Em novembro, as forças do Tigray e forças insurgentes aliadas da Oromia (outro estado etíope) começaram a retirar das áreas ocupadas para a região de origem. Em contrapartida, o poder em Adis Abeba comprometeu-se em não voltar a invadir o estado pária.
O exército federal está nas fronteiras de Tigray e retomou o controlo de várias posições anteriormente nas mãos das forças da TPLF em Amhara e Afar.
O conflito na Etiópia provocou a morte de vários milhares de pessoas e fez mais de dois milhões de deslocados, deixando ainda centenas de milhares de etíopes em condições de quase fome, de acordo com a ONU.
Uma investigação conjunta do Alto-Comissariado das Nações Unidas e da Comissão Etíope dos Direitos Humanos, criada pelo governo etíope, concluiu no início de novembro último que foram cometidos crimes contra a humanidade por todas as partes envolvidas no conflito, onde participaram o exército da Eritreia, ao lado do exército federal etíope, assim como forças insurgentes do estado da Oromia, ao lado do contingente militar da TPLF.
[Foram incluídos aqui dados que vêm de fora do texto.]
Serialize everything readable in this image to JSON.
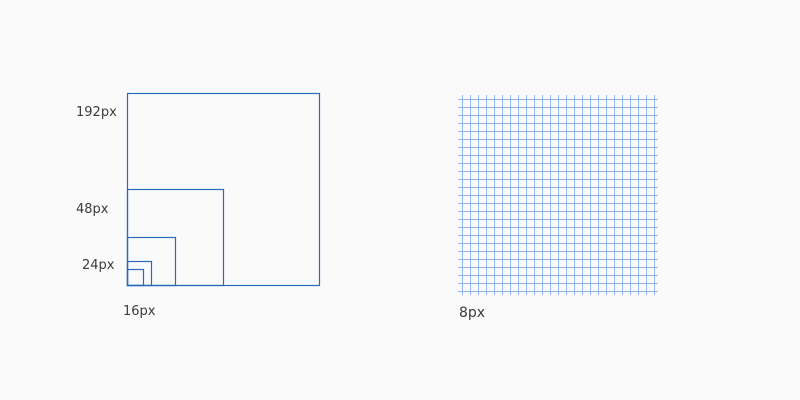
{
  "sizes_diagram": {
    "squares": [
      {
        "label": "192px",
        "size": 192
      },
      {
        "label": "48px",
        "size": 96
      },
      {
        "label": "24px",
        "size": 48
      },
      {
        "label": "16px",
        "size": 24
      },
      {
        "label": "",
        "size": 16
      }
    ],
    "bottom_label": "16px"
  },
  "grid_diagram": {
    "label": "8px",
    "cell": 8,
    "count": 24
  },
  "colors": {
    "square_stroke": "#2a6ab8",
    "grid_stroke": "#8fb5ec",
    "text": "#3c3c3c",
    "background": "#fafafa"
  }
}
A ONU estima, por outro lado, que entre novembro e dezembro tenham sido detidas entre 5.000 e 7.000 pessoas, incluindo membros do seu pessoal, sobretudo de etnia tigray.
Os intensos esforços diplomáticos, incluindo os da União Africana, para alcançar um cessar-fogo, não produziram até agora qualquer progresso decisivo.
O conflito fez já milhares de mortos e expulsou mais de dois milhões de pessoas das suas casas, de acordo com a ONU.